Cette solution «sur mesure» laisse deux options aux émetteurs de carbone. «Ils peuvent soit revendre le CO2 à des utilisateurs, comme l’industrie pharmaceutique, soit le réinjecter dans leur propre procédé pour ne plus avoir à se fournir auprès de fournisseurs externes, ce qui concerne par exemple les fabricants de boissons gazeuses, les brasseries ou la culture sous serres. C’est notamment intéressant pour les brasseries qui utilisent le CO2 tel quel dans leur procédé», explique la Genevoise. En somme, le recycler plutôt que de le relâcher dans l’atmosphère ou de le séquestrer sous terre comme le fait Climeworks.

Chez Qaptis, l’idée d’appliquer le recyclage aux émissions des moteurs à combustion –comme ceux présents sur les voitures–, séduit également. «À long terme, nous chercherons à coupler notre technologie avec celle des producteurs de carburant synthétique pour fabriquer du carburant à partir du CO2 capté, développe Théodore Caby. Les émissions seraient ensuite ré-interceptées pour synthétiser le même carburant, ce qui reviendrait à fermer la boucle du CO2.»

4- Mobilité électrique

Décarboner la mobilité représente un défi de taille: selon l’Office fédéral de l’environnement (OFEV), le transport routier est à l’origine de 32% des émissions de CO2 du pays. Un chiffre qui monte à environ 42% si l’on y ajoute la part du transport aérien. Dans ce secteur très gourmand en énergie carbonée, les innovations ne se sont pas fait attendre. Dès 2008, l’entreprise zurichoise Designwerk développe des moteurs électriques pour poids-lourds. La start-up de Winterthur sort son premier camion électrique en 2016.

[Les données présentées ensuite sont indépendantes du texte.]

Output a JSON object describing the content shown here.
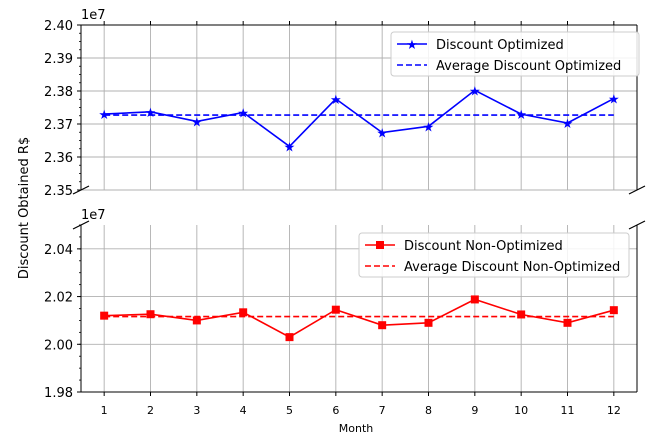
{
  "chart_data": [
    {
      "type": "line",
      "panel": "top",
      "title": "",
      "xlabel": "",
      "ylabel": "Discount Obtained R$",
      "offset_label": "1e7",
      "x": [
        1,
        2,
        3,
        4,
        5,
        6,
        7,
        8,
        9,
        10,
        11,
        12
      ],
      "xlim": [
        0.5,
        12.5
      ],
      "ylim": [
        2.35,
        2.4
      ],
      "yticks": [
        "2.35",
        "2.36",
        "2.37",
        "2.38",
        "2.39",
        "2.40"
      ],
      "grid": true,
      "legend_position": "upper-right",
      "series": [
        {
          "name": "Discount Optimized",
          "color": "#0000ff",
          "marker": "star",
          "linestyle": "solid",
          "values": [
            2.373,
            2.3737,
            2.3708,
            2.3735,
            2.3632,
            2.3776,
            2.3674,
            2.3693,
            2.3802,
            2.373,
            2.3703,
            2.3777
          ]
        },
        {
          "name": "Average Discount Optimized",
          "color": "#0000ff",
          "linestyle": "dashed",
          "values": [
            2.3727,
            2.3727,
            2.3727,
            2.3727,
            2.3727,
            2.3727,
            2.3727,
            2.3727,
            2.3727,
            2.3727,
            2.3727,
            2.3727
          ]
        }
      ]
    },
    {
      "type": "line",
      "panel": "bottom",
      "title": "",
      "xlabel": "Month",
      "ylabel": "Discount Obtained R$",
      "offset_label": "1e7",
      "x": [
        1,
        2,
        3,
        4,
        5,
        6,
        7,
        8,
        9,
        10,
        11,
        12
      ],
      "xticks": [
        "1",
        "2",
        "3",
        "4",
        "5",
        "6",
        "7",
        "8",
        "9",
        "10",
        "11",
        "12"
      ],
      "xlim": [
        0.5,
        12.5
      ],
      "ylim": [
        1.98,
        2.05
      ],
      "yticks": [
        "1.98",
        "2.00",
        "2.02",
        "2.04"
      ],
      "grid": true,
      "legend_position": "upper-right",
      "series": [
        {
          "name": "Discount Non-Optimized",
          "color": "#ff0000",
          "marker": "square",
          "linestyle": "solid",
          "values": [
            2.012,
            2.0126,
            2.01,
            2.0134,
            2.003,
            2.0145,
            2.008,
            2.009,
            2.0188,
            2.0125,
            2.009,
            2.0143
          ]
        },
        {
          "name": "Average Discount Non-Optimized",
          "color": "#ff0000",
          "linestyle": "dashed",
          "values": [
            2.0116,
            2.0116,
            2.0116,
            2.0116,
            2.0116,
            2.0116,
            2.0116,
            2.0116,
            2.0116,
            2.0116,
            2.0116,
            2.0116
          ]
        }
      ]
    }
  ]
}
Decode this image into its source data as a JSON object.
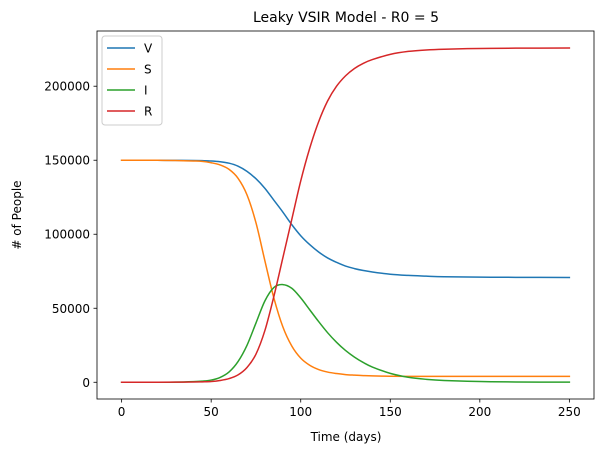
{
  "chart_data": {
    "type": "line",
    "title": "Leaky VSIR Model - R0 = 5",
    "xlabel": "Time (days)",
    "ylabel": "# of People",
    "xlim": [
      -13.75,
      263.75
    ],
    "ylim": [
      -11300,
      237300
    ],
    "xticks": [
      0,
      50,
      100,
      150,
      200,
      250
    ],
    "yticks": [
      0,
      50000,
      100000,
      150000,
      200000
    ],
    "grid": false,
    "legend_position": "top-left",
    "x": [
      0,
      10,
      20,
      30,
      40,
      45,
      50,
      55,
      60,
      65,
      70,
      75,
      80,
      85,
      90,
      95,
      100,
      105,
      110,
      115,
      120,
      125,
      130,
      135,
      140,
      150,
      160,
      170,
      180,
      200,
      220,
      250
    ],
    "series": [
      {
        "name": "V",
        "color": "#1f77b4",
        "values": [
          150000,
          150000,
          149950,
          149900,
          149800,
          149700,
          149500,
          149000,
          148000,
          146000,
          142500,
          137500,
          131000,
          123000,
          115000,
          106500,
          99000,
          93000,
          88000,
          84000,
          81000,
          78500,
          76800,
          75500,
          74500,
          73000,
          72200,
          71700,
          71300,
          71000,
          70900,
          70800
        ]
      },
      {
        "name": "S",
        "color": "#ff7f0e",
        "values": [
          150000,
          150000,
          149950,
          149850,
          149500,
          149200,
          148300,
          146800,
          143800,
          137800,
          126600,
          107800,
          82000,
          57000,
          37500,
          24500,
          16300,
          11500,
          8600,
          6900,
          5900,
          5200,
          4800,
          4500,
          4300,
          4100,
          4000,
          4000,
          4000,
          4000,
          4000,
          4000
        ]
      },
      {
        "name": "I",
        "color": "#2ca02c",
        "values": [
          0,
          10,
          30,
          100,
          450,
          800,
          1500,
          3300,
          7000,
          14000,
          25000,
          40000,
          55000,
          64000,
          66000,
          63500,
          57000,
          49000,
          41000,
          33500,
          27000,
          21500,
          17000,
          13300,
          10300,
          6000,
          3400,
          2000,
          1200,
          500,
          200,
          100
        ]
      },
      {
        "name": "R",
        "color": "#d62728",
        "values": [
          0,
          20,
          50,
          100,
          200,
          300,
          500,
          1200,
          2500,
          5000,
          10000,
          19000,
          35000,
          58000,
          84000,
          110000,
          136000,
          158000,
          176000,
          190000,
          200000,
          207000,
          212000,
          215500,
          218000,
          221500,
          223500,
          224500,
          225000,
          225500,
          225700,
          225800
        ]
      }
    ]
  }
}
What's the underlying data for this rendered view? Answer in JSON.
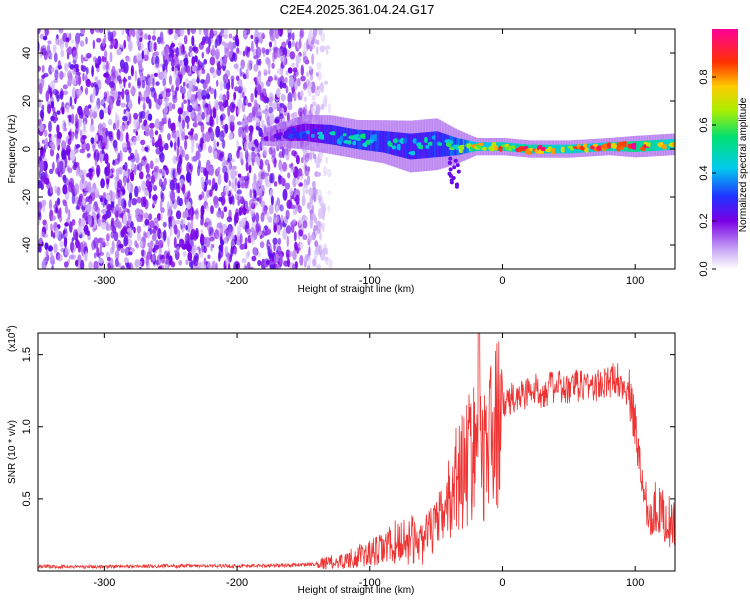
{
  "title": "C2E4.2025.361.04.24.G17",
  "chart_data": [
    {
      "type": "heatmap",
      "name": "spectrogram",
      "xlabel": "Height of straight line (km)",
      "ylabel": "Frequency (Hz)",
      "xlim": [
        -350,
        130
      ],
      "ylim": [
        -50,
        50
      ],
      "xticks": [
        -300,
        -200,
        -100,
        0,
        100
      ],
      "xtick_labels": [
        "-300",
        "-200",
        "-100",
        "0",
        "100"
      ],
      "yticks": [
        -40,
        -20,
        0,
        20,
        40
      ],
      "ytick_labels": [
        "-40",
        "-20",
        "0",
        "20",
        "40"
      ],
      "noise_region_km": [
        -350,
        -140
      ],
      "signal_band": [
        {
          "x": -180,
          "center_hz": 5,
          "width_hz": 4,
          "amp": 0.15
        },
        {
          "x": -150,
          "center_hz": 7,
          "width_hz": 8,
          "amp": 0.3
        },
        {
          "x": -130,
          "center_hz": 6,
          "width_hz": 9,
          "amp": 0.4
        },
        {
          "x": -110,
          "center_hz": 4,
          "width_hz": 9,
          "amp": 0.45
        },
        {
          "x": -90,
          "center_hz": 3,
          "width_hz": 10,
          "amp": 0.45
        },
        {
          "x": -70,
          "center_hz": 1,
          "width_hz": 12,
          "amp": 0.4
        },
        {
          "x": -50,
          "center_hz": 2,
          "width_hz": 12,
          "amp": 0.45
        },
        {
          "x": -35,
          "center_hz": 1,
          "width_hz": 8,
          "amp": 0.5
        },
        {
          "x": -20,
          "center_hz": 1,
          "width_hz": 4,
          "amp": 0.7
        },
        {
          "x": 0,
          "center_hz": 1,
          "width_hz": 4,
          "amp": 0.75
        },
        {
          "x": 20,
          "center_hz": 0,
          "width_hz": 4,
          "amp": 0.8
        },
        {
          "x": 50,
          "center_hz": 0,
          "width_hz": 4,
          "amp": 0.75
        },
        {
          "x": 80,
          "center_hz": 1,
          "width_hz": 4,
          "amp": 0.75
        },
        {
          "x": 100,
          "center_hz": 1,
          "width_hz": 5,
          "amp": 0.9
        },
        {
          "x": 130,
          "center_hz": 2,
          "width_hz": 5,
          "amp": 0.7
        }
      ],
      "colorbar": {
        "label": "Normalized spectral amplitude",
        "range": [
          0,
          1
        ],
        "ticks": [
          0,
          0.2,
          0.4,
          0.6,
          0.8
        ],
        "tick_labels": [
          "0.0",
          "0.2",
          "0.4",
          "0.6",
          "0.8"
        ]
      }
    },
    {
      "type": "line",
      "name": "snr",
      "xlabel": "Height of straight line (km)",
      "ylabel": "SNR (10 * v/v)",
      "multiplier_label": "(x10",
      "multiplier_exp": "4",
      "multiplier_close": ")",
      "xlim": [
        -350,
        130
      ],
      "ylim": [
        0,
        1.65
      ],
      "xticks": [
        -300,
        -200,
        -100,
        0,
        100
      ],
      "xtick_labels": [
        "-300",
        "-200",
        "-100",
        "0",
        "100"
      ],
      "yticks": [
        0.5,
        1.0,
        1.5
      ],
      "ytick_labels": [
        "0.5",
        "1.0",
        "1.5"
      ],
      "color": "#ee3333",
      "x": [
        -350,
        -300,
        -250,
        -200,
        -160,
        -140,
        -120,
        -110,
        -100,
        -90,
        -80,
        -70,
        -60,
        -55,
        -50,
        -45,
        -40,
        -35,
        -30,
        -25,
        -20,
        -18,
        -15,
        -10,
        -5,
        0,
        10,
        20,
        30,
        40,
        50,
        60,
        70,
        80,
        85,
        90,
        95,
        100,
        105,
        110,
        115,
        120,
        125,
        130
      ],
      "y": [
        0.03,
        0.03,
        0.035,
        0.035,
        0.04,
        0.05,
        0.07,
        0.1,
        0.12,
        0.15,
        0.2,
        0.22,
        0.2,
        0.28,
        0.3,
        0.4,
        0.5,
        0.65,
        0.7,
        0.8,
        0.9,
        1.6,
        0.85,
        0.9,
        1.0,
        1.15,
        1.2,
        1.25,
        1.25,
        1.28,
        1.25,
        1.3,
        1.28,
        1.3,
        1.35,
        1.3,
        1.25,
        1.0,
        0.65,
        0.4,
        0.45,
        0.4,
        0.35,
        0.3
      ]
    }
  ]
}
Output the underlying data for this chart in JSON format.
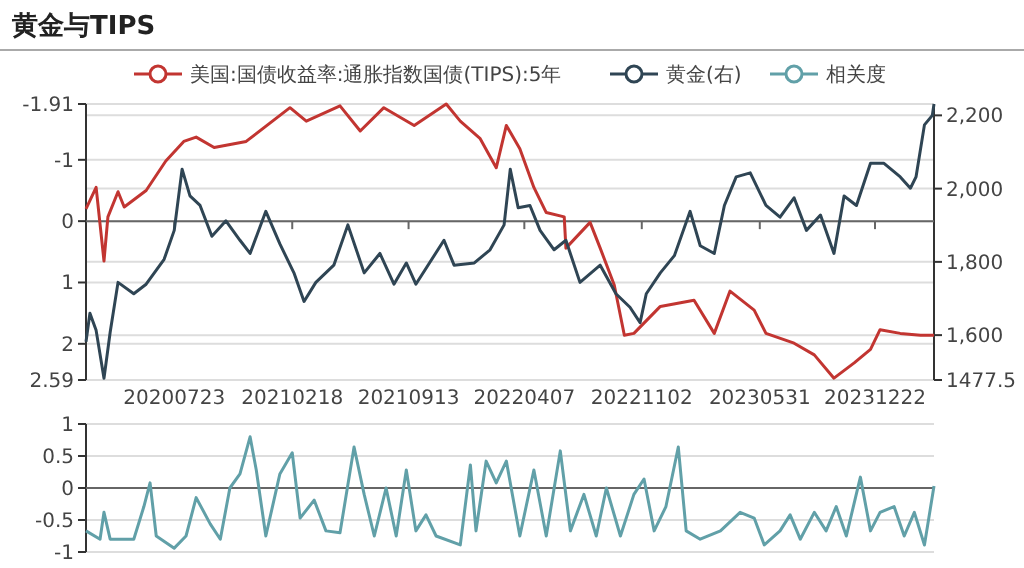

Fondée en 2011, la start-up fribourgeoise Softcar, d’une trentaine d’employés, conçoit une technologie permettant de construire des véhicules à faible empreinte carbone et à bas coût. «Nous avons drastiquement réduit le nombre de pièces nécessaires à la construction d’un véhicule, de plusieurs dizaines de milliers à seulement 1’800, et utilisons des polymères et des matériaux composites entièrement recyclables» explique le CEO Jean-Luc Thuliez, ancien ingénieur chez Volkswagen et Smart, notamment.

Une fois chargé, le moteur peut parcourir 200 km, mais peut être équipé d’un prolongateur d’autonomie à gaz permettant d’effectuer 300 km supplémentaires. En phase test depuis deux ans, les premiers prototypes seront prêts fin 2022, s’en suivront les premières ventes de licences, des pré-commandes ayant déjà été passées. «Une fois les licences vendues, des micro-centres de production locaux écologiques verront le jour», indique Jean-Luc Thuliez.

De l’électricité dans l’air

Dans le domaine de l’aviation aussi, l’énergie verte commence à décoller. La start-up valaisanne H55, spin-off de Solar Impulse, est aujourd’hui à l’avant-garde de l’innovation en la matière: elle développe un système modulaire qui permet d’équiper plus facilement les appareils de batteries électriques.

À l’instar de Softcar, H55 ne communique pas ses chiffres financiers mais fait part d’une croissance vigoureuse. «Nous embauchons en moyenne 3 nouveaux ingénieurs chaque mois, soutient André Borschberg, cofondateur et président de l’entreprise. Si bien que près de 60 ingénieurs travaillent sur notre site sédunois.» Après un premier vol test réussi en 2019 à Sion sur un petit avion biplace entièrement électrique, la technologie de H55 s’est aussi exportée en 2021 au Canada, pour la conception d’hydravions électriques par magniX, ou avec le constructeur de moteurs Pratt & Whitney Canada, qui cherche à développer une propulsion hybride pour avion court-courrier.

Alors les avions 100% électriques, c’est pour bientôt? «Nous sommes en bonne voie pour équiper les aéroclubs de petits avions électriques servant à la formation des pilotes dès 2024, mais c’est un processus long car les normes de sécurité sont extrêmement strictes», répond André Borschberg.